|MINI SYMPOSIUM: CARDIOVASCULAR SYSTEM AND CANCER: ORIGINAL ARTICLE
|Year : 2013 | Volume
| Issue : 2 | Page : 87-90
Vascular endothelial growth factor expression in ovarian serous carcinomas and its effect on tumor proliferation
Gayatri Ravikumar, Julian A Crasta
Department of Pathology, St. John's Medical College, Sarjapur Road, Koramangala, Bangalore, Karnataka, India
|Date of Web Publication||15-Apr-2013|
Department of Pathology, St. John's Medical College, Sarjapur Road, Koramangala, Bangalore, Karnataka
Source of Support: The sudy was done on the cases diagnosed in our institute and has not been published in any other journal, Conflict of Interest: None
Introduction: Vascular endothelial growth factor (VEGF), an endothelial mitogen, acts through VEGF receptors (VEGFRs) on the endothelial cells. During neoplastic transformation, it is hypothesized that the tumor expresses VEGF and also acquire VEGF receptor, enabling VEGF action in an autocrine and paracrine manner with varied effects on the tumor growth and progression. This study on ovarian serous carcinomas (OSCs) was done to determine the expression of VEGF and to correlate it with tumor proliferation. Material and Methods: Forty cases of OSCs were included. Immunohistochemistry was performed for VEGF and Ki-67. The VEGF slides were assigned an immunohistochemical score based on the staining intensity (a) and the percentage of tumor cells staining (b). The sum of both (a) and (b) ranged from 0-6. VEGF was considered positive when the score was more than 2. For Ki-67, maximally immunostained areas were selected; 500 cells counted and positive fraction determined. Mann Whitney test was used to determine the difference in the median value of Ki-67 between VEGF positive tumors and VEGF negative tumors. Results: Of the 40 cases, 32 cases had a VEGF score of >2 (positive) and 8 cases had VEGF score <2 (negative). The Ki-67 score ranged from 2-98%, with mean of 51%. The median Ki-67 index was much higher in VEGF positive cases as compared to VEGF negative tumors (57.5% vs. 40%). However, the difference in the two categories did not reach statistical significance (P = 0.45, Mann Whitney test). Conclusion: Ovarian serous carcinomas express VEGF in a significant number of cases (80% in the present study) although its potential mitogenic effect on tumor cells was not confirmed.

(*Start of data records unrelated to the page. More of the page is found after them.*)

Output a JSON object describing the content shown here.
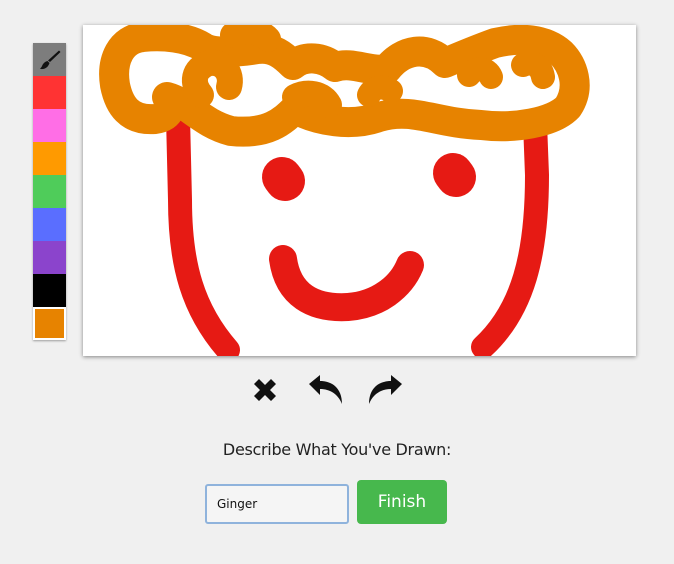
{
  "palette": {
    "brush_icon": "paintbrush-icon",
    "colors": [
      {
        "name": "red",
        "hex": "#ff3333"
      },
      {
        "name": "pink",
        "hex": "#ff6ee6"
      },
      {
        "name": "orange",
        "hex": "#ff9a00"
      },
      {
        "name": "green",
        "hex": "#4fcc5a"
      },
      {
        "name": "blue",
        "hex": "#5a6eff"
      },
      {
        "name": "purple",
        "hex": "#8b44cc"
      },
      {
        "name": "black",
        "hex": "#000000"
      }
    ],
    "current_color": "#e78300"
  },
  "canvas": {
    "stroke_colors": {
      "hair": "#e78300",
      "face": "#e61a14"
    }
  },
  "tools": {
    "clear_icon": "close-x-icon",
    "undo_icon": "undo-arrow-icon",
    "redo_icon": "redo-arrow-icon"
  },
  "prompt": {
    "label": "Describe What You've Drawn:"
  },
  "description": {
    "value": "Ginger"
  },
  "finish_button": {
    "label": "Finish",
    "color": "#47b84d"
  }
}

Keywords: Ki-67, ovarian serous carcinomas, tumor proliferation, vascular endothelial growth factor
|How to cite this article:|
Ravikumar G, Crasta JA. Vascular endothelial growth factor expression in ovarian serous carcinomas and its effect on tumor proliferation. South Asian J Cancer 2013;2:87-90
|How to cite this URL:|
Ravikumar G, Crasta JA. Vascular endothelial growth factor expression in ovarian serous carcinomas and its effect on tumor proliferation. South Asian J Cancer [serial online] 2013 [cited 2020 Aug 5];2:87-90. Available from: http://journal.sajc.org/text.asp?2013/2/2/87/110503
| Introduction|| |
Vascular endothelial growth factor (VEGF) also known as vascular permeability factor is a dimeric protein which was first isolated from bovine pituitary folliculostellate cells.  There are 4 isoforms of VEGF namely VEGF 121, 165, 189 and 206 which differ in their molecular mass and in biological behavior and are transcribed from a single gene on human chromosome 6 as a result of alternate splicing.  The VEGFs are produced by normal cell types like smooth muscle, corpus leuteum, adrenal cortex cells and exerts its effect by binding to a family of VEGF receptors, namely Flt, Flt-1/KDR and Flt-4 which are predominantly expressed on the endothelial cells. This suggests that only the endothelial cells are assigned to carry the mitogenic VEGF signals to the cell nuclei.
It is now known that many human tumors, like breast and colon, overexpress VEGF, ,, and this enhances tumor angiogenesis, by autocrine and paracrine mechanisms. Some studies have hypothesized the expression of VEGF receptors in tumor cells (acquired during neoplastic transformation) thereby, facilitating VEGF action on them in an autocrine manner.  By this mechanism, it is thought that VEGFs carry out their mitogenic activity in the tumor cells thereby enhanching tumor proliferation.
In ovarian carcinomas, VEGF has an additional role, causing tumor associated ascitis due to its ability to increase the vascular permeability. With the above considerations and a very few studies available in literature, relating VEGF expression and proliferation in ovarian serous carcinomas it is compelling to study the effect of VEGF expression on tumor proliferation.
In the present study, the VEGF expression in ovarian serous carcinoma cells was studied and correlated with proliferative index (Ki-67 labeling index) using immunohistochemical methods.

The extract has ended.